## Representation of a line in the polar coordinate system

Recently, I read a tutorial about Hough line transform at the OpenCV tutorials. It is a technique to find lines in an image using a parameter space. As explained in the tutorial, for this it is necessary to use the polar coordinate system. In the commonly used Cartesian coordinate system, a line would be represented by $$y=mx+b$$. In the polar coordinate system on the other hand, a line is represented by

$$y=-\frac{\cos{\theta}}{\sin{\theta}}x + \frac{\rho}{\sin{\theta}}. \label{eq:PolarCoordinateSystem_LineRepresentation}$$

In \eqref{eq:PolarCoordinateSystem_LineRepresentation} there are two new parameters: radius $$\rho$$ and angle $$\theta$$ as also depicted in the following figure. $$\rho$$ is the length of a vector which always starts at the pole $$(0,0)$$ (analogous term to the origin in the Cartesian coordinate system) and ends at the line (orange in the figure) so that $$\rho$$ will be orthogonal to the line. This is important because otherwise the following conclusions wouldn't work.

So, first start with the $$y$$-intercept $$b=\frac{\rho}{\sin{\theta}}$$. Note that the angle $$\theta$$ comes up twice: between the $$x$$-axis and the $$\rho$$ vector plus between the $$y$$-axis and the blue line (on the right side). We will use trigonometrical functions to calculate the $$y$$-intercept. This is simply done by using the $$\sin$$-function

\begin{equation*} \begin{split} \sin{\theta} &= \frac{\text{opposite}}{\text{hypotenuse}} \\ \sin{\theta} &= \frac{\rho}{b} \\ b &= \frac{\rho}{\sin{\theta}} \end{split} \end{equation*}

and that is exactly what the equation said for the $$y$$-intercept.

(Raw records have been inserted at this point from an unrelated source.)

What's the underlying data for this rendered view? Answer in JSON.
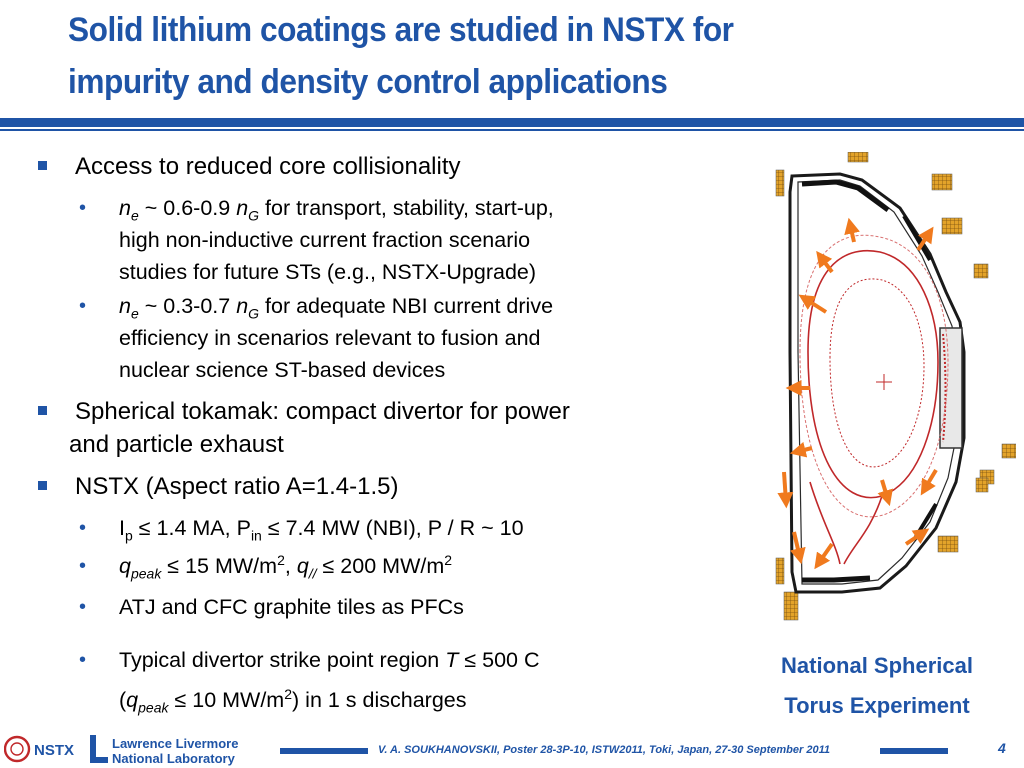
{
  "slide": {
    "title_line1": "Solid lithium coatings are studied in NSTX for",
    "title_line2": "impurity and density control applications"
  },
  "bullets": {
    "b1": "Access to reduced core collisionality",
    "b1_sub1": {
      "var1": "n",
      "sub1": "e",
      "mid": " ~ 0.6-0.9 ",
      "var2": "n",
      "sub2": "G",
      "rest": " for transport, stability, start-up,",
      "line2": "high non-inductive current fraction scenario",
      "line3": "studies for future STs (e.g., NSTX-Upgrade)"
    },
    "b1_sub2": {
      "var1": "n",
      "sub1": "e",
      "mid": " ~ 0.3-0.7 ",
      "var2": "n",
      "sub2": "G",
      "rest": " for adequate NBI current drive",
      "line2": "efficiency in scenarios relevant to fusion and",
      "line3": "nuclear science ST-based devices"
    },
    "b2_line1": " Spherical tokamak: compact divertor for power",
    "b2_line2": "and particle exhaust",
    "b3": " NSTX (Aspect ratio A=1.4-1.5)",
    "b3_sub1": {
      "p1": "I",
      "s1": "p",
      "p2": " ≤ 1.4 MA, P",
      "s2": "in",
      "p3": " ≤ 7.4 MW (NBI), P / R ~ 10"
    },
    "b3_sub2": {
      "v1": "q",
      "s1": "peak",
      "p1": " ≤ 15 MW/m",
      "sup1": "2",
      "p2": ", ",
      "v2": "q",
      "s2": "//",
      "p3": " ≤ 200 MW/m",
      "sup2": "2"
    },
    "b3_sub3": "ATJ and CFC graphite tiles as PFCs",
    "b3_sub4": {
      "line1_a": "Typical divertor strike point region ",
      "line1_var": "T",
      "line1_b": " ≤ 500 C",
      "line2_a": "(",
      "line2_var": "q",
      "line2_sub": "peak",
      "line2_b": " ≤ 10 MW/m",
      "line2_sup": "2",
      "line2_c": ") in 1 s discharges"
    }
  },
  "figure": {
    "caption_line1": "National Spherical",
    "caption_line2": "Torus Experiment"
  },
  "footer": {
    "citation": "V. A. SOUKHANOVSKII, Poster 28-3P-10, ISTW2011, Toki, Japan, 27-30 September 2011",
    "page_number": "4",
    "logo_nstx_text": "NSTX",
    "logo_llnl_line1": "Lawrence Livermore",
    "logo_llnl_line2": "National Laboratory"
  },
  "colors": {
    "accent": "#1f54a6",
    "arrow": "#f07a1e",
    "flux": "#c0282a",
    "coil": "#e0a020"
  }
}
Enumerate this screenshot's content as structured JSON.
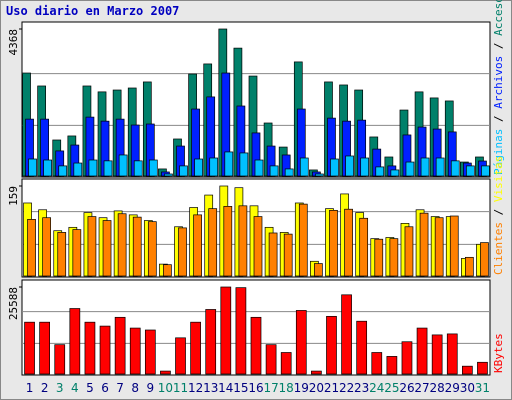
{
  "chart_data": {
    "type": "bar",
    "title": "Uso diario en Marzo 2007",
    "categories": [
      "1",
      "2",
      "3",
      "4",
      "5",
      "6",
      "7",
      "8",
      "9",
      "10",
      "11",
      "12",
      "13",
      "14",
      "15",
      "16",
      "17",
      "18",
      "19",
      "20",
      "21",
      "22",
      "23",
      "24",
      "25",
      "26",
      "27",
      "28",
      "29",
      "30",
      "31"
    ],
    "category_colors": [
      "#000080",
      "#000080",
      "#00806a",
      "#00806a",
      "#000080",
      "#000080",
      "#000080",
      "#000080",
      "#000080",
      "#00806a",
      "#00806a",
      "#000080",
      "#000080",
      "#000080",
      "#000080",
      "#000080",
      "#00806a",
      "#00806a",
      "#000080",
      "#000080",
      "#000080",
      "#000080",
      "#000080",
      "#00806a",
      "#00806a",
      "#000080",
      "#000080",
      "#000080",
      "#000080",
      "#000080",
      "#00806a"
    ],
    "panels": [
      {
        "ylim": [
          0,
          4368
        ],
        "yticks": [
          4368
        ],
        "series": [
          {
            "name": "Accesos",
            "color": "#00806a",
            "values": [
              3060,
              2675,
              1070,
              1190,
              2675,
              2500,
              2555,
              2615,
              2795,
              210,
              1100,
              3030,
              3330,
              4368,
              3800,
              2970,
              1575,
              860,
              3390,
              180,
              2795,
              2705,
              2555,
              1160,
              565,
              1960,
              2500,
              2320,
              2230,
              415,
              565
            ]
          },
          {
            "name": "Archivos",
            "color": "#0020ff",
            "values": [
              1690,
              1690,
              745,
              920,
              1750,
              1630,
              1690,
              1515,
              1545,
              120,
              890,
              1990,
              2350,
              3060,
              2080,
              1280,
              890,
              625,
              1990,
              120,
              1720,
              1630,
              1660,
              800,
              300,
              1220,
              1455,
              1395,
              1310,
              385,
              445
            ]
          },
          {
            "name": "Páginas",
            "color": "#00c0ff",
            "values": [
              505,
              475,
              300,
              385,
              475,
              450,
              625,
              450,
              475,
              60,
              300,
              505,
              535,
              715,
              685,
              475,
              300,
              210,
              535,
              60,
              505,
              595,
              535,
              270,
              180,
              415,
              535,
              535,
              450,
              300,
              300
            ]
          }
        ]
      },
      {
        "ylim": [
          0,
          159
        ],
        "yticks": [
          159
        ],
        "series": [
          {
            "name": "Visitas",
            "color": "#ffff00",
            "values": [
              129,
              117,
              80,
              86,
              112,
              103,
              115,
              108,
              98,
              21,
              87,
              121,
              143,
              159,
              156,
              124,
              86,
              77,
              129,
              26,
              119,
              145,
              112,
              66,
              68,
              93,
              117,
              105,
              105,
              31,
              56
            ]
          },
          {
            "name": "Clientes",
            "color": "#ff8000",
            "values": [
              100,
              103,
              77,
              82,
              105,
              98,
              110,
              104,
              96,
              20,
              85,
              108,
              119,
              123,
              124,
              105,
              76,
              74,
              127,
              22,
              116,
              118,
              102,
              65,
              66,
              87,
              111,
              103,
              106,
              33,
              59
            ]
          }
        ]
      },
      {
        "ylim": [
          0,
          25588
        ],
        "yticks": [
          25588
        ],
        "series": [
          {
            "name": "KBytes",
            "color": "#ff0000",
            "values": [
              15240,
              15240,
              8625,
              19260,
              15240,
              14090,
              16675,
              13510,
              12940,
              860,
              10640,
              15240,
              18980,
              25588,
              25400,
              16675,
              8625,
              6325,
              18690,
              860,
              16960,
              23290,
              15525,
              6325,
              5175,
              9490,
              13510,
              11500,
              11790,
              2300,
              3450
            ]
          }
        ]
      }
    ]
  }
}
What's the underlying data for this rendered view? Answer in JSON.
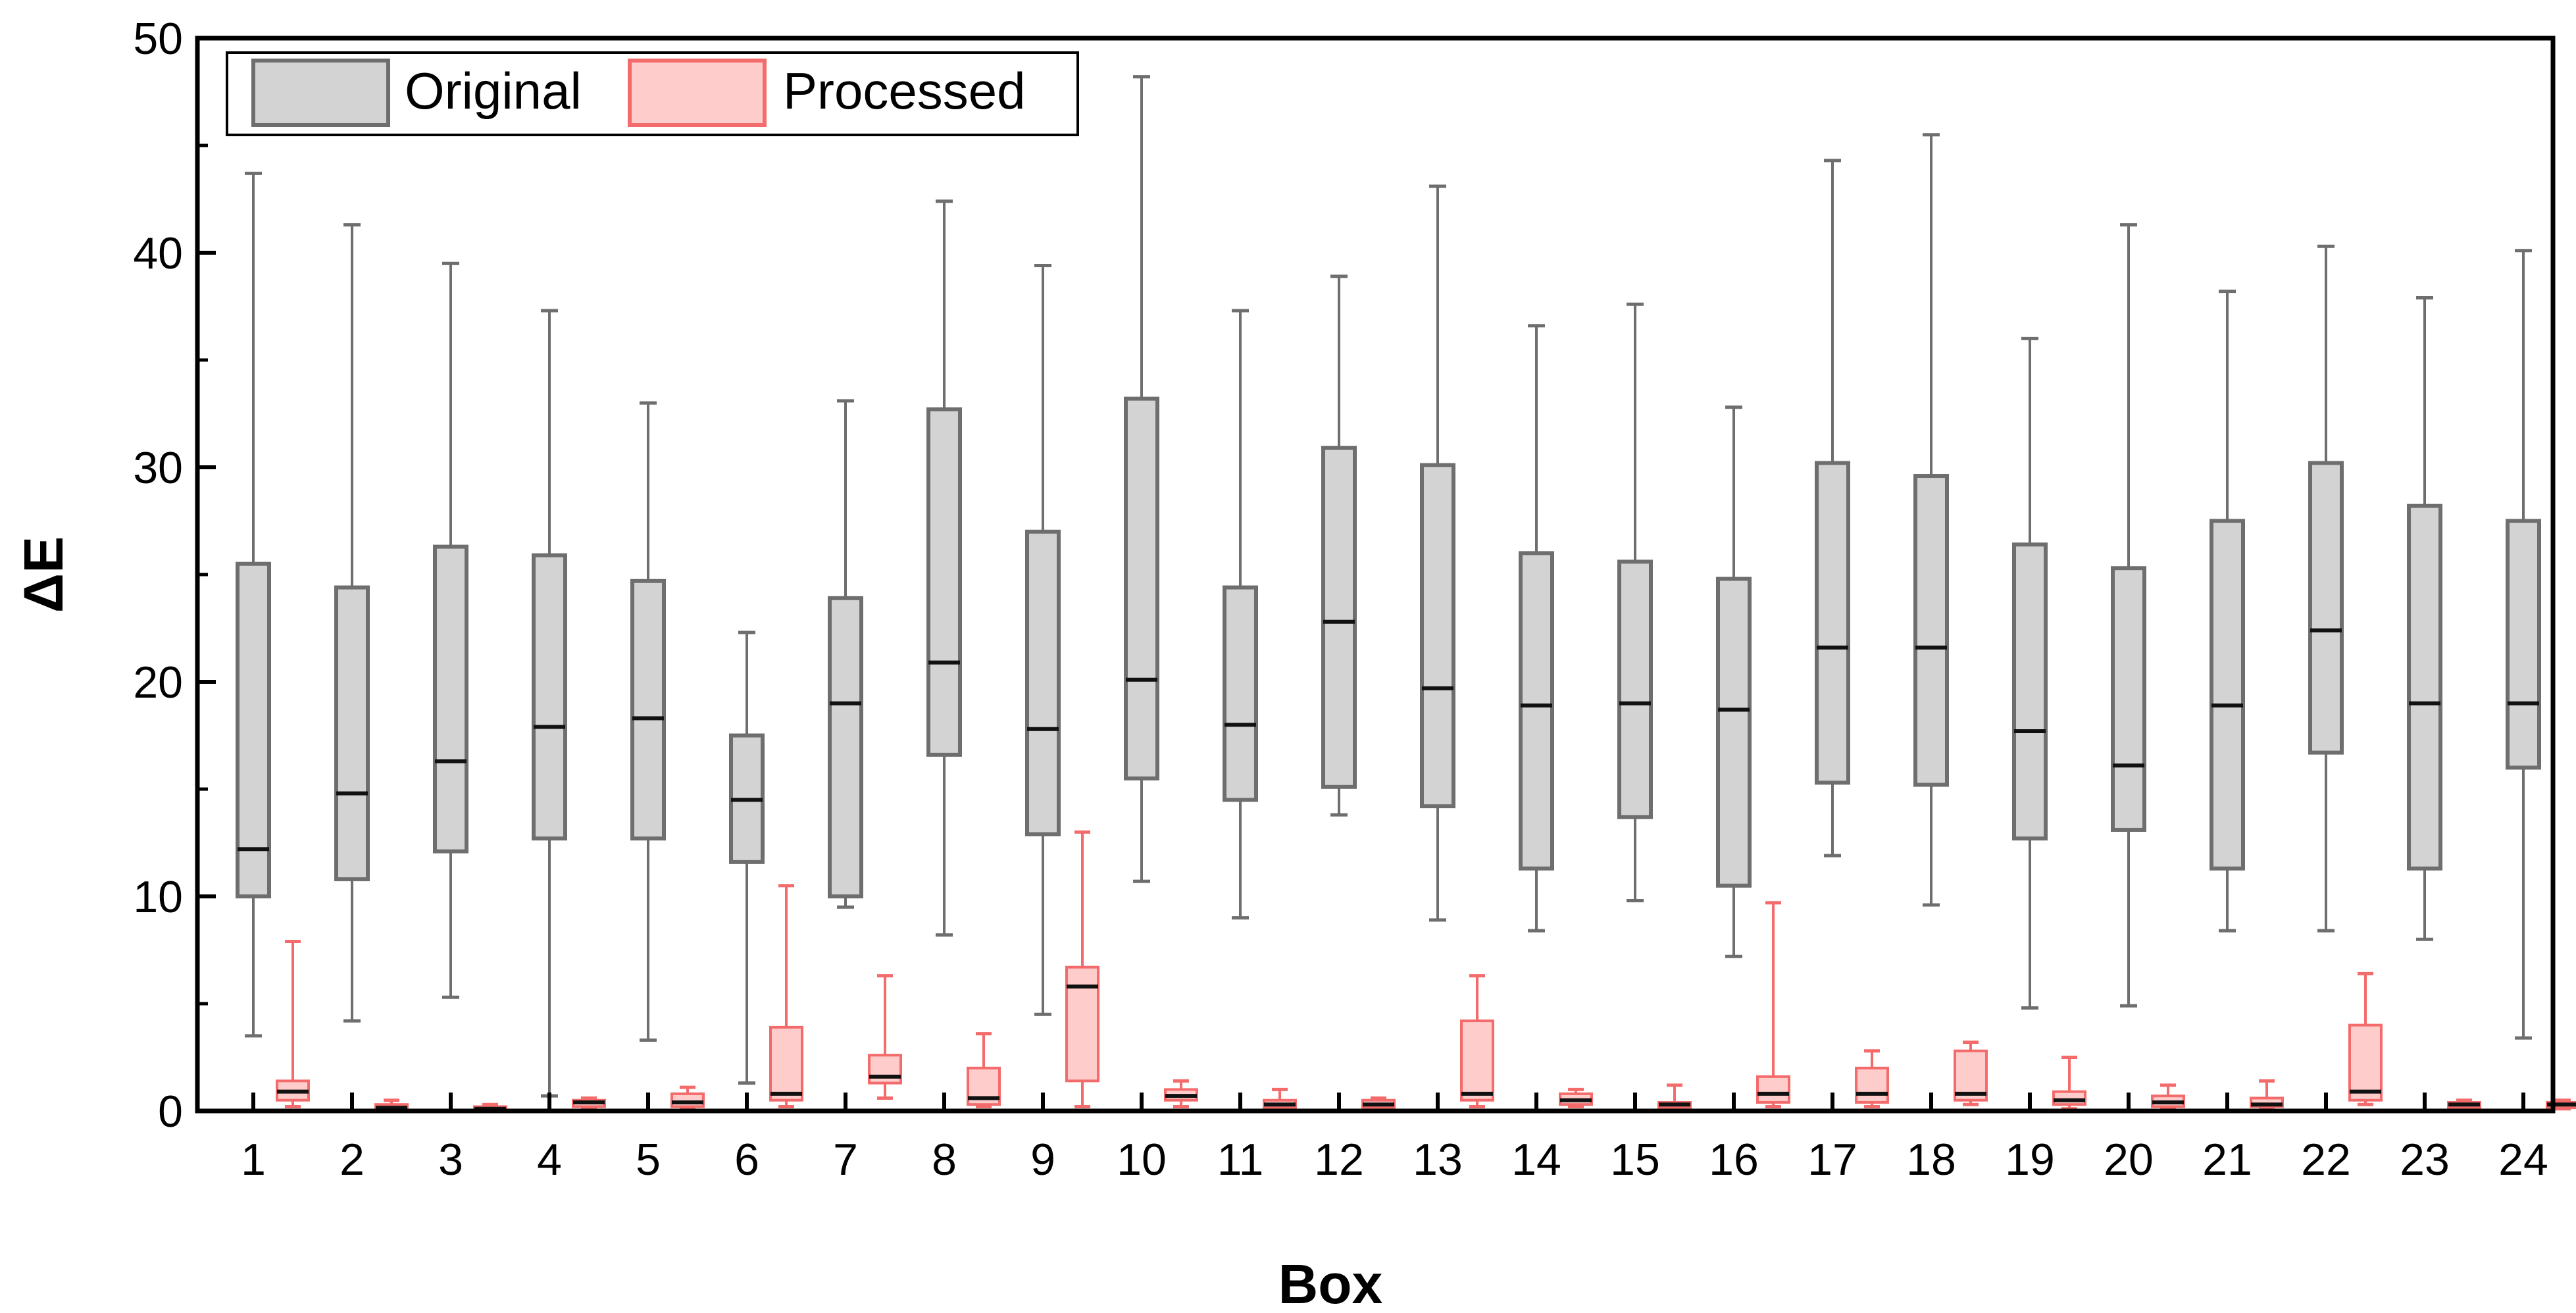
{
  "chart_data": {
    "type": "boxplot",
    "title": "",
    "xlabel": "Box",
    "ylabel": "ΔE",
    "ylim": [
      0,
      50
    ],
    "yticks": [
      0,
      10,
      20,
      30,
      40,
      50
    ],
    "categories": [
      "1",
      "2",
      "3",
      "4",
      "5",
      "6",
      "7",
      "8",
      "9",
      "10",
      "11",
      "12",
      "13",
      "14",
      "15",
      "16",
      "17",
      "18",
      "19",
      "20",
      "21",
      "22",
      "23",
      "24"
    ],
    "legend": {
      "position": "top-left",
      "entries": [
        "Original",
        "Processed"
      ]
    },
    "series": [
      {
        "name": "Original",
        "color": "#6e6e6e",
        "fill": "#d3d3d3",
        "boxes": [
          {
            "min": 3.5,
            "q1": 10.0,
            "median": 12.2,
            "q3": 25.5,
            "max": 43.7
          },
          {
            "min": 4.2,
            "q1": 10.8,
            "median": 14.8,
            "q3": 24.4,
            "max": 41.3
          },
          {
            "min": 5.3,
            "q1": 12.1,
            "median": 16.3,
            "q3": 26.3,
            "max": 39.5
          },
          {
            "min": 0.7,
            "q1": 12.7,
            "median": 17.9,
            "q3": 25.9,
            "max": 37.3
          },
          {
            "min": 3.3,
            "q1": 12.7,
            "median": 18.3,
            "q3": 24.7,
            "max": 33.0
          },
          {
            "min": 1.3,
            "q1": 11.6,
            "median": 14.5,
            "q3": 17.5,
            "max": 22.3
          },
          {
            "min": 9.5,
            "q1": 10.0,
            "median": 19.0,
            "q3": 23.9,
            "max": 33.1
          },
          {
            "min": 8.2,
            "q1": 16.6,
            "median": 20.9,
            "q3": 32.7,
            "max": 42.4
          },
          {
            "min": 4.5,
            "q1": 12.9,
            "median": 17.8,
            "q3": 27.0,
            "max": 39.4
          },
          {
            "min": 10.7,
            "q1": 15.5,
            "median": 20.1,
            "q3": 33.2,
            "max": 48.2
          },
          {
            "min": 9.0,
            "q1": 14.5,
            "median": 18.0,
            "q3": 24.4,
            "max": 37.3
          },
          {
            "min": 13.8,
            "q1": 15.1,
            "median": 22.8,
            "q3": 30.9,
            "max": 38.9
          },
          {
            "min": 8.9,
            "q1": 14.2,
            "median": 19.7,
            "q3": 30.1,
            "max": 43.1
          },
          {
            "min": 8.4,
            "q1": 11.3,
            "median": 18.9,
            "q3": 26.0,
            "max": 36.6
          },
          {
            "min": 9.8,
            "q1": 13.7,
            "median": 19.0,
            "q3": 25.6,
            "max": 37.6
          },
          {
            "min": 7.2,
            "q1": 10.5,
            "median": 18.7,
            "q3": 24.8,
            "max": 32.8
          },
          {
            "min": 11.9,
            "q1": 15.3,
            "median": 21.6,
            "q3": 30.2,
            "max": 44.3
          },
          {
            "min": 9.6,
            "q1": 15.2,
            "median": 21.6,
            "q3": 29.6,
            "max": 45.5
          },
          {
            "min": 4.8,
            "q1": 12.7,
            "median": 17.7,
            "q3": 26.4,
            "max": 36.0
          },
          {
            "min": 4.9,
            "q1": 13.1,
            "median": 16.1,
            "q3": 25.3,
            "max": 41.3
          },
          {
            "min": 8.4,
            "q1": 11.3,
            "median": 18.9,
            "q3": 27.5,
            "max": 38.2
          },
          {
            "min": 8.4,
            "q1": 16.7,
            "median": 22.4,
            "q3": 30.2,
            "max": 40.3
          },
          {
            "min": 8.0,
            "q1": 11.3,
            "median": 19.0,
            "q3": 28.2,
            "max": 37.9
          },
          {
            "min": 3.4,
            "q1": 16.0,
            "median": 19.0,
            "q3": 27.5,
            "max": 40.1
          }
        ]
      },
      {
        "name": "Processed",
        "color": "#f36b6b",
        "fill": "#ffcccc",
        "boxes": [
          {
            "min": 0.2,
            "q1": 0.5,
            "median": 0.9,
            "q3": 1.4,
            "max": 7.9
          },
          {
            "min": 0.0,
            "q1": 0.05,
            "median": 0.15,
            "q3": 0.3,
            "max": 0.5
          },
          {
            "min": 0.0,
            "q1": 0.05,
            "median": 0.1,
            "q3": 0.2,
            "max": 0.3
          },
          {
            "min": 0.1,
            "q1": 0.2,
            "median": 0.4,
            "q3": 0.5,
            "max": 0.6
          },
          {
            "min": 0.1,
            "q1": 0.2,
            "median": 0.4,
            "q3": 0.8,
            "max": 1.1
          },
          {
            "min": 0.2,
            "q1": 0.5,
            "median": 0.8,
            "q3": 3.9,
            "max": 10.5
          },
          {
            "min": 0.6,
            "q1": 1.3,
            "median": 1.6,
            "q3": 2.6,
            "max": 6.3
          },
          {
            "min": 0.2,
            "q1": 0.3,
            "median": 0.6,
            "q3": 2.0,
            "max": 3.6
          },
          {
            "min": 0.2,
            "q1": 1.4,
            "median": 5.8,
            "q3": 6.7,
            "max": 13.0
          },
          {
            "min": 0.2,
            "q1": 0.5,
            "median": 0.7,
            "q3": 1.0,
            "max": 1.4
          },
          {
            "min": 0.1,
            "q1": 0.15,
            "median": 0.3,
            "q3": 0.5,
            "max": 1.0
          },
          {
            "min": 0.1,
            "q1": 0.15,
            "median": 0.3,
            "q3": 0.5,
            "max": 0.6
          },
          {
            "min": 0.2,
            "q1": 0.5,
            "median": 0.8,
            "q3": 4.2,
            "max": 6.3
          },
          {
            "min": 0.2,
            "q1": 0.3,
            "median": 0.5,
            "q3": 0.8,
            "max": 1.0
          },
          {
            "min": 0.1,
            "q1": 0.15,
            "median": 0.3,
            "q3": 0.4,
            "max": 1.2
          },
          {
            "min": 0.2,
            "q1": 0.4,
            "median": 0.8,
            "q3": 1.6,
            "max": 9.7
          },
          {
            "min": 0.2,
            "q1": 0.4,
            "median": 0.8,
            "q3": 2.0,
            "max": 2.8
          },
          {
            "min": 0.3,
            "q1": 0.5,
            "median": 0.8,
            "q3": 2.8,
            "max": 3.2
          },
          {
            "min": 0.1,
            "q1": 0.3,
            "median": 0.5,
            "q3": 0.9,
            "max": 2.5
          },
          {
            "min": 0.1,
            "q1": 0.2,
            "median": 0.4,
            "q3": 0.7,
            "max": 1.2
          },
          {
            "min": 0.1,
            "q1": 0.2,
            "median": 0.3,
            "q3": 0.6,
            "max": 1.4
          },
          {
            "min": 0.3,
            "q1": 0.5,
            "median": 0.9,
            "q3": 4.0,
            "max": 6.4
          },
          {
            "min": 0.1,
            "q1": 0.15,
            "median": 0.3,
            "q3": 0.4,
            "max": 0.5
          },
          {
            "min": 0.1,
            "q1": 0.15,
            "median": 0.3,
            "q3": 0.4,
            "max": 0.5
          }
        ]
      }
    ]
  }
}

Now it is time for the slope $$m=-\frac{\cos{\theta}}{\sin{\theta}}$$. For this, the relation

\begin{equation*} m = \tan{\alpha} \end{equation*}

is needed, where $$\alpha$$ is the slope angle of the line. $$\alpha$$ can be calculated by using our known $$\theta$$ angle:

\begin{equation*} \alpha = 180^{\circ} - (180^{\circ} - 90^{\circ} - \theta) = 90^{\circ} + \theta. \end{equation*}

Now we have $$m=\tan{\left(90^{\circ} + \theta\right)}$$, which is equivalent to $$m=\frac{\sin{\left(90^{\circ} + \theta\right)}}{\cos{\left(90^{\circ} + \theta\right)}}$$. Because of $$\sin{x}=\cos{\left(90^{\circ}-x\right)}$$ and $$\cos{x}=\sin{\left(90^{\circ}-x\right)}$$ we can do a little bit of rewriting

\begin{equation*} m=\frac {\cos\left({90^{\circ} - (90^{\circ} + \theta)}\right)} {\sin\left({90^{\circ} - (90^{\circ} + \theta}\right))} = \frac {\cos\left({-\theta}\right)} {\sin\left({-\theta}\right)} = \frac {\cos\left({\theta}\right)} {-\sin\left({\theta}\right)} = -\frac {\cos\left({\theta}\right)} {\sin\left({\theta}\right)} \end{equation*}

and we have exactly the form we need. In the last step, I used the property that $$\sin(x) = -\sin(-x)$$ is an odd and $$\cos(x) = \cos(-x)$$ an even function.